The Session also seeks to fill the legislative gap with regards to public health and seeks to moot an overarching public health model for India. In the past, several bills have unsuccessfully engaged in this exercise, including the Model Public Health Act of 1955 updated in 1987, the National Health Bill 2009, and the Public Health (Prevention, Control and Management of Epidemics, Bio-terrorism, and Disasters) Bill in 2017. These bills envisaged a statutory right to health, Public Health Boards to formulate national policies, review strategies and to establish minimum standards of healthcare, and a unified and tiered health administration with monitoring agencies. The bills also defined rights and obligations of patients and caregivers. This Session seeks to build on the legislative drafts, and reimagine the underlying model and principles of healthcare in India. Scholarship on model healthcare regimes points to the importance of incorporating principles of solidarity (with respect to access and equity in healthcare services), proportionality (with respect to sanctions for non- compliance), and transparency (inter alia, in health data and technological reliance). This Session aims to deliberate on balancing the demands of health exigencies with these principles, in a model legislation on healthcare in India. Simultaneously, this Session will attempt to examine the suitability of the out-of-pocket model prevalent in India, tethered to the socio-political and economic context of the Indian state and citizenry. This discussion will entail a comparative exercise of healthcare models around the world, so as to explore the healthcare model that might be suitable for India.

A popular reform proposal on public health has been to shift the subject of ‘public health and sanitation; hospitals and dispensaries’ from the State List to the Concurrent List in Schedule VII of the Constitution. This was most recently reiterated by a High-Level Group of the 15th Finance Commission in 2019. However, recent experiences with fiscal federalism in the Goods and Services Tax (‘GST’) regime, as well as constitutionally-enforced subsidiarity of state administration in healthcare, raises pressing questions. The Session hopes to address the fiscal, federal, and constitutional challenges of such a proposal.
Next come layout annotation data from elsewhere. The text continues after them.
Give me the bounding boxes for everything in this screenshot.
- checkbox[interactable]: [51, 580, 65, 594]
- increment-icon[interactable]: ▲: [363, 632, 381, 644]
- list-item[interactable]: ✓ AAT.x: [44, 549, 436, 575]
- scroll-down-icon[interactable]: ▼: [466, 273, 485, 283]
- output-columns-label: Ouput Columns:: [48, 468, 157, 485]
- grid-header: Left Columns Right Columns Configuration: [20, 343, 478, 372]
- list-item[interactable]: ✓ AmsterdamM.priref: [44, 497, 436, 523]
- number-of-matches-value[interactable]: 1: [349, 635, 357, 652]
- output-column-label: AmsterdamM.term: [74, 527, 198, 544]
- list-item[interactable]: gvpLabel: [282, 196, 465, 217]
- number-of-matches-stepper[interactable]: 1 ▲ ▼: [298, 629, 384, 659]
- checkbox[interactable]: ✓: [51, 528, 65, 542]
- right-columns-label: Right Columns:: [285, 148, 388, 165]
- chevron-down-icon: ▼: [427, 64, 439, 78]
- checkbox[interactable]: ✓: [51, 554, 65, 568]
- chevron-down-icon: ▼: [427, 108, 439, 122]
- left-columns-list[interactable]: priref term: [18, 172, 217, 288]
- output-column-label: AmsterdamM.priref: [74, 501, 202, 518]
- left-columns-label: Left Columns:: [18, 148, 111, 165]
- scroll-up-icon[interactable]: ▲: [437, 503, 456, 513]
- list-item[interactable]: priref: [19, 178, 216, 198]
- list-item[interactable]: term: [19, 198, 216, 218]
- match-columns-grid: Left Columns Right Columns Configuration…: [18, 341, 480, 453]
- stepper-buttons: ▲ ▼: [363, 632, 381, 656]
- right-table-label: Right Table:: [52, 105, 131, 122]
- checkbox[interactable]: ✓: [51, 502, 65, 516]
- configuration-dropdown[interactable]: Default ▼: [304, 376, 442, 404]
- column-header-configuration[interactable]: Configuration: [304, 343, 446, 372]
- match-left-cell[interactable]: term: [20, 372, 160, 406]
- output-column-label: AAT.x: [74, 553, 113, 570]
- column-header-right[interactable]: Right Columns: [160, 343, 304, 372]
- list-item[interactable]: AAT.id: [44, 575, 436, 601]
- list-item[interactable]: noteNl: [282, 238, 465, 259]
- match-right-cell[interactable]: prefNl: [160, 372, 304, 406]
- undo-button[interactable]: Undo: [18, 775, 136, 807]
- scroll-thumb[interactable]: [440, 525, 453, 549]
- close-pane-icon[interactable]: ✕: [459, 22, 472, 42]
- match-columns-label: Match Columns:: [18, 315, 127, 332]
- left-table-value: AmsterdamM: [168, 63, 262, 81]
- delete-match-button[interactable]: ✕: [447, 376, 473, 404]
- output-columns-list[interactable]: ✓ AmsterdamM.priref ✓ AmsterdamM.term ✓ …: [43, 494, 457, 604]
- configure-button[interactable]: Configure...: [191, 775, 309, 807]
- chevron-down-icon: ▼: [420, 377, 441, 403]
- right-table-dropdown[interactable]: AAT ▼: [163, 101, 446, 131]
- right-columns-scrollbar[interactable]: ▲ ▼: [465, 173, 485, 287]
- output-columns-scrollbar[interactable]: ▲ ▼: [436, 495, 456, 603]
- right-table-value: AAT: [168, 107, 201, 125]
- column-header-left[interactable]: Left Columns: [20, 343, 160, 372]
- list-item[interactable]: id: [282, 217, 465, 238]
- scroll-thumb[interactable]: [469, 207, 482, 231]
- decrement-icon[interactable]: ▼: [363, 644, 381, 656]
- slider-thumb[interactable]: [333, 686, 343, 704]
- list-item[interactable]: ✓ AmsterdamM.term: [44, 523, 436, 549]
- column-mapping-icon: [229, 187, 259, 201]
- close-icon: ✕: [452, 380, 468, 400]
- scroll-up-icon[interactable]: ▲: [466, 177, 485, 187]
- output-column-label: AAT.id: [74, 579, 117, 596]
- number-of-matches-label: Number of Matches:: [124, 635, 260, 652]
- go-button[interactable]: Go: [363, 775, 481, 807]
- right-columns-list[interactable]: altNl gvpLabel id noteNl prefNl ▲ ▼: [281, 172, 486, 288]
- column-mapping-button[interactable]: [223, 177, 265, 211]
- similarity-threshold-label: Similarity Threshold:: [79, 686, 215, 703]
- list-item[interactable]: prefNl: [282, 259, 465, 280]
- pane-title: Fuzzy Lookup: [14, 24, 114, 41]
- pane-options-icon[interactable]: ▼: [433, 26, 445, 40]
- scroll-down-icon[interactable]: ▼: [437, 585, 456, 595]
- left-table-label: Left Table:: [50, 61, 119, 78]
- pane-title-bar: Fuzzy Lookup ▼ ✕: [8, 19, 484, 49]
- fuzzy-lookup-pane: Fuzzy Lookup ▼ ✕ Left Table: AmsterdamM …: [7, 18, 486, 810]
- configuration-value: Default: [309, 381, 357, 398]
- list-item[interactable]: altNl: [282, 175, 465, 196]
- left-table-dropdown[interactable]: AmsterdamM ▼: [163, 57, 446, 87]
Finally, the Session seeks to delineate the appropriate role of the judiciary in a model public health regime. Within this, it is crucial to examine the judiciary’s proactive role in declaring and enforcing the right to healthcare. By relying on an expansive interpretation of the Article 21 right to life and the Directive Principles of State Policy, courts have granted relief in challenges pertaining to the state’s disregard or denial of essential healthcare facilities. However, the efficiency and sustainability of such ad-hoc judicial administration of the right to health merits critical scrutiny. It is equally vital to examine the competency and democratic deficit of the judiciary in adjudicating on matters of healthcare, which involves polycentric and highly technical questions such as price fixation for COVID-19 tests and the insurance coverage policy under the Ayushman Bharat scheme. This Session also seeks to explore the possibility of a rights-enforcing dialogue between the executive and the judiciary, to balance competing imperatives of a healthcare emergency.

This Session seeks to engage in a comprehensive discussion on the status quo of public health in India, its varied actors and stakeholders, so as to inform the conceptualization of an eventual universal right to healthcare in India.